The man turned away, and something in his silence led Robert to stroll on beside him to the open end of the platform.
'I have lost my only friend,' MacNiell said at last hoarsely. 'He took me up when my own father would have nothing to say to me. He found me work; he wrote to me; for years he stood between me and perdition. I am just going out to a post in New Zealand he got for me, and next week before I sail—I—I—am to be married—and he was to be there. He was so pleased—he had seen her.'
It was one story out of a hundred like it, as Robert knew very well. They talked for a few minutes, then the train loomed in the distance.
'He saved you,' said Robert, holding out his hand, 'and at a dark moment in my own life I owed him everything.
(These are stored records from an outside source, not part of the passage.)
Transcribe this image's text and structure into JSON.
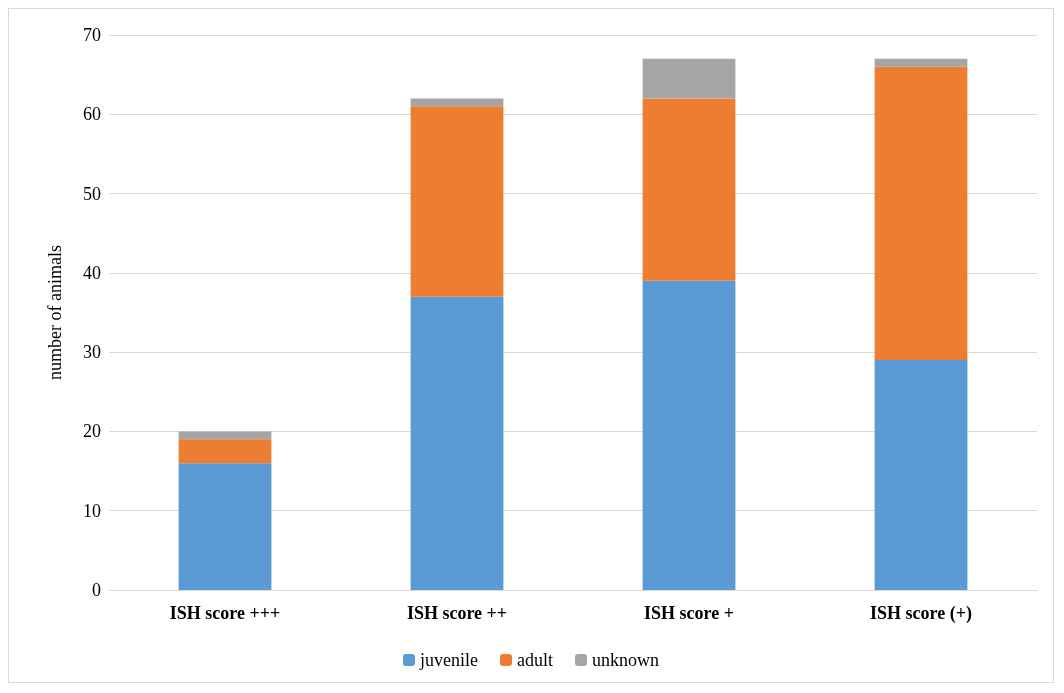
{
  "chart_data": {
    "type": "bar",
    "stacked": true,
    "ylabel": "number of animals",
    "categories": [
      "ISH score +++",
      "ISH score ++",
      "ISH score +",
      "ISH score (+)"
    ],
    "series": [
      {
        "name": "juvenile",
        "color": "#5b9bd5",
        "values": [
          16,
          37,
          39,
          29
        ]
      },
      {
        "name": "adult",
        "color": "#ed7d31",
        "values": [
          3,
          24,
          23,
          37
        ]
      },
      {
        "name": "unknown",
        "color": "#a5a5a5",
        "values": [
          1,
          1,
          5,
          1
        ]
      }
    ],
    "ylim": [
      0,
      70
    ],
    "yticks": [
      0,
      10,
      20,
      30,
      40,
      50,
      60,
      70
    ],
    "grid": "y",
    "legend": "bottom"
  }
}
There is nothing we can do for him in return but—to remember him! Write to me, if you can or will, from New Zealand, for his sake.'
A few seconds later the train sped past the bare little cemetery, which lay just beyond the line. Robert bent forward. In the pale yellow glow of the evening he could distinguish the grave, the mound of gravel, the planks, and some figures moving beside it. He strained his eyes till he could see no more, his heart full of veneration, of memory, of prayer. In himself life seemed so restless and combative. Surely he, more than others, had need of the lofty lessons of death!
CHAPTER XLV
In the weeks which followed—weeks often of mental and physical depression, caused by his sense of personal loss and by the influence of an overworked state he could not be got to admit—Elsmere owed much to Hugh Flaxman's cheery sympathetic temper, and became more attached to him than ever, and more ready than ever, should the fates deem it so, to welcome him as a brother-in-law. However, the fates for the moment seemed to have borrowed a leaf from Langham's book, and did not apparently know their own minds. It says volumes for Hugh Flaxman's general capacities as a human being that at this period he should have had any attention to give to a friend, his position as a lover was so dubious and difficult.
After the evening at the Workmen's Club, and as a result of further meditation, he had greatly developed the tactics first adopted on that occasion. He had beaten a masterly retreat, and Rose Leyburn was troubled with him no more.
The result was that a certain brilliant young person was soon sharply conscious of a sudden drop in the pleasures of living. Mr. Flaxman had been the Leyburns' most constant and entertaining visitor. During the whole of May he paid one formal call in Lerwick Gardens, and was then entertained tête-à-tête by Mrs. Leyburn, to Rose's intense subsequent annoyance, who knew perfectly well that her mother was incapable of chattering about anything but her daughters.